Today is the day we go head to head with France in the Six Nations so what better day to decide whether you are a SWEET POTATO FRIES or FRENCH FRIES fan? I have collaborated with STRONG ROOTS on these all VEGAN dips as I am a huge lover of the Oven Baked Sweet Potato Fries! The fries are so easy to make, I always have my freezer stocked full for when I want a crispy bowl of fries – I honestly don’t know how they get them so good!

Being the helper of all match day snacks I have created 3 simple plant-based dips to

serve alongside the STRONG ROOTS Oven Baked Sweet Potato Fries!
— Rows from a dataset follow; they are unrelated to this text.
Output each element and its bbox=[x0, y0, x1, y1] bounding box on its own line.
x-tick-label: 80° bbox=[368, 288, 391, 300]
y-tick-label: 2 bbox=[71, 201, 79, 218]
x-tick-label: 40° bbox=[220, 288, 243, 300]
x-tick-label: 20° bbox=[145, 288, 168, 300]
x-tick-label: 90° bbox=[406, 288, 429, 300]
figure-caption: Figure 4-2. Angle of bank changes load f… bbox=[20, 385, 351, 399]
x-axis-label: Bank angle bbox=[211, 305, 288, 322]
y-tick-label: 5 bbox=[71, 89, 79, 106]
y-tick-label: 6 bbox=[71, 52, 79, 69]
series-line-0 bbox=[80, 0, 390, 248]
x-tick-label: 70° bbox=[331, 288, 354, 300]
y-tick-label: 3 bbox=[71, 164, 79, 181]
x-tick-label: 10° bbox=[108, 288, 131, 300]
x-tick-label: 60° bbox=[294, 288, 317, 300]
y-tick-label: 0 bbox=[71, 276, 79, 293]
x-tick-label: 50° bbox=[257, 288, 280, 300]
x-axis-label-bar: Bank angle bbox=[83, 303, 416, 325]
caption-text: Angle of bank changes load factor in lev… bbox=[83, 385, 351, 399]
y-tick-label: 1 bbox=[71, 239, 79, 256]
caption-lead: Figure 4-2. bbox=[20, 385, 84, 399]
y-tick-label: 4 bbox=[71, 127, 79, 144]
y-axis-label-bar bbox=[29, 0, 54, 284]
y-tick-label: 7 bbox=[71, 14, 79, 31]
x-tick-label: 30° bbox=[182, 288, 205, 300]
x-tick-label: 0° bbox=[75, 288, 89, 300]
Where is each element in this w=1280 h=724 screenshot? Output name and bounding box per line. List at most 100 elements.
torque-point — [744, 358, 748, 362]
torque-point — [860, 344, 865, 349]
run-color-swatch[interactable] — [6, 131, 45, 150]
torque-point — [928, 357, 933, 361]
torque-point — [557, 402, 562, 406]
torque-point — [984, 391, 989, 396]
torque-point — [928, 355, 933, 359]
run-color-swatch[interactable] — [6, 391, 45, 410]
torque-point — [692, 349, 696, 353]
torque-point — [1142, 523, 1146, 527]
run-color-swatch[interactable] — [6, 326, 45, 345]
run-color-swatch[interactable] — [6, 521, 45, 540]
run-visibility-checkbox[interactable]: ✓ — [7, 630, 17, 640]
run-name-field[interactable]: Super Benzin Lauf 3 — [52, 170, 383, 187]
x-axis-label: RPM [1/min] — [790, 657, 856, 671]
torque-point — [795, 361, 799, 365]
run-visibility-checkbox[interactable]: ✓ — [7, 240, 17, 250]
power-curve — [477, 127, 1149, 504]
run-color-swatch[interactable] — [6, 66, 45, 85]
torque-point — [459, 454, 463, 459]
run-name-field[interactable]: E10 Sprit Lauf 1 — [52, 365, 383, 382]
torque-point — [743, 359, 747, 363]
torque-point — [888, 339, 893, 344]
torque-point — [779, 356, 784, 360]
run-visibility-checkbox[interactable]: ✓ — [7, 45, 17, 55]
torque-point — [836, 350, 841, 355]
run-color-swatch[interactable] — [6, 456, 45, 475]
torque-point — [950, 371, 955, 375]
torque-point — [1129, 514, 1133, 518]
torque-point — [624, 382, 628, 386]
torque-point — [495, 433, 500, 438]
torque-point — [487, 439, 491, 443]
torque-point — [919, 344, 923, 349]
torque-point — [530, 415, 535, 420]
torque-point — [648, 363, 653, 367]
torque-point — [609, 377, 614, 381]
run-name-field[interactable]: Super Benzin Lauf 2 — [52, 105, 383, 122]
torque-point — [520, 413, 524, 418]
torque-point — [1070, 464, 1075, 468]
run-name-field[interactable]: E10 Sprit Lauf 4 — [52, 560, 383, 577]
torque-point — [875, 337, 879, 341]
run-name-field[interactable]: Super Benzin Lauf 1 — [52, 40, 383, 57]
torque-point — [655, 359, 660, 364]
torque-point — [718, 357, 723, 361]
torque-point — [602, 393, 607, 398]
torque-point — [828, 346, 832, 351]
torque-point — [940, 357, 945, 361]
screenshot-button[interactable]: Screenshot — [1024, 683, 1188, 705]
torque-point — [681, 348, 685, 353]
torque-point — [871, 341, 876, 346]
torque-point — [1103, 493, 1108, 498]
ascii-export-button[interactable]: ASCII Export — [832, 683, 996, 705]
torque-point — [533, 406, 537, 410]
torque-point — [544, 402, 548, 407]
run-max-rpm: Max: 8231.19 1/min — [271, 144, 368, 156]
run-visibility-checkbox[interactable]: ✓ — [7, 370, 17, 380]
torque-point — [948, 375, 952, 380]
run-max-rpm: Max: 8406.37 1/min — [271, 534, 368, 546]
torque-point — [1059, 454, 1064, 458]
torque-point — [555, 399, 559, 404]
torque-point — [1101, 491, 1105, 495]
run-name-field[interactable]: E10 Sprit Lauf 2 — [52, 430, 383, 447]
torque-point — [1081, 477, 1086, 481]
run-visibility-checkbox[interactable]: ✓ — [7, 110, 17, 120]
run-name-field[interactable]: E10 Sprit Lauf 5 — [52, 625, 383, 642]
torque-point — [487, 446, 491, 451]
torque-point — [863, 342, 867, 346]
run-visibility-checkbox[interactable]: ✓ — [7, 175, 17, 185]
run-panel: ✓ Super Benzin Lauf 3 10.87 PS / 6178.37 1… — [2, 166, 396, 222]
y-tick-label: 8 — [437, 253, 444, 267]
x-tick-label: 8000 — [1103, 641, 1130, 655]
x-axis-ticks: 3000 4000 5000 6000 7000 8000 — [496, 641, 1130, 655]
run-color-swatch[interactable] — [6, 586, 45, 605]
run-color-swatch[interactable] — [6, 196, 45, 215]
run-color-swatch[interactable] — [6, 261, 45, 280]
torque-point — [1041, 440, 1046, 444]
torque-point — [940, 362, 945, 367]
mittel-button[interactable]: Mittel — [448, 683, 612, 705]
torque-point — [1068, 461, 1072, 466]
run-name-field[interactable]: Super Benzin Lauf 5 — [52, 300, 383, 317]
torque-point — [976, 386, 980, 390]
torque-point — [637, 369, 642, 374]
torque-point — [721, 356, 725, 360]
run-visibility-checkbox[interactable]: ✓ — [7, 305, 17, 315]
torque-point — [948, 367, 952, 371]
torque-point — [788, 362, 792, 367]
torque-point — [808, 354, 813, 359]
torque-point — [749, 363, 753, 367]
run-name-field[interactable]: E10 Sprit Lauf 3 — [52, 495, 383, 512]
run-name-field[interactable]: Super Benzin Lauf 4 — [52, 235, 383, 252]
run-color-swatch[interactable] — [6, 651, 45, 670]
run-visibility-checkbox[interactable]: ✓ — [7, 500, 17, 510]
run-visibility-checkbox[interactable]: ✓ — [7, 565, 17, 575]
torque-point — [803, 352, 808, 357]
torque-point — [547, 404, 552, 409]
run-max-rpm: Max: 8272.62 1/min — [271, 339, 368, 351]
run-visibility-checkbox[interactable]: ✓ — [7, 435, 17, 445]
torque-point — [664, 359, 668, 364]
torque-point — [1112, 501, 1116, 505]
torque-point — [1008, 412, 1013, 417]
NOW all you’re left with is a saucy decision- are you a  Curry, Mayo or Ketchup kind of dipper?

Serves 30

Cooks in Minutes


  • 1 x Bag Strong Roots Sweet Potato Fries.


  • 3 tbsp. tomato paste
  • 1 tsp maple syrup
  • 1 tbsp. apple cider vinegar
  • pinch of sea salt
  • ½ tsp onion powder
  • 1 tbsp. soya or tamari


  • 4 tbsp. silken tofu
  • 2 tbsp. lemon juice
  • 1 tbsp. apple cider vinegar
  • 1 tsp Dijon mustard
  • 1 tsp maple
  • pinch of sea salt



Curry sauce
  • 3 tbsp. coconut cream from a tin of coconut milk ( explained*)
  • 1 tsp curry paste
  • juice of ½ a lime
  • 1 tsp soya sauce
  • 1 tsp maple syrup


  1. Tip a bag of the Strong Roots sweet potato fries onto a flat baking tray and cook for 23-26 minutes at 200°C.



Blend until smooth.



Blend until smooth- recommend using an electric blender.



Coconut cream *If you buy a tin of coconut milk scoop out the hardened white cream on topas your coconut cream.

 Blend all ingredients and heat in the microwave for 40 seconds on high.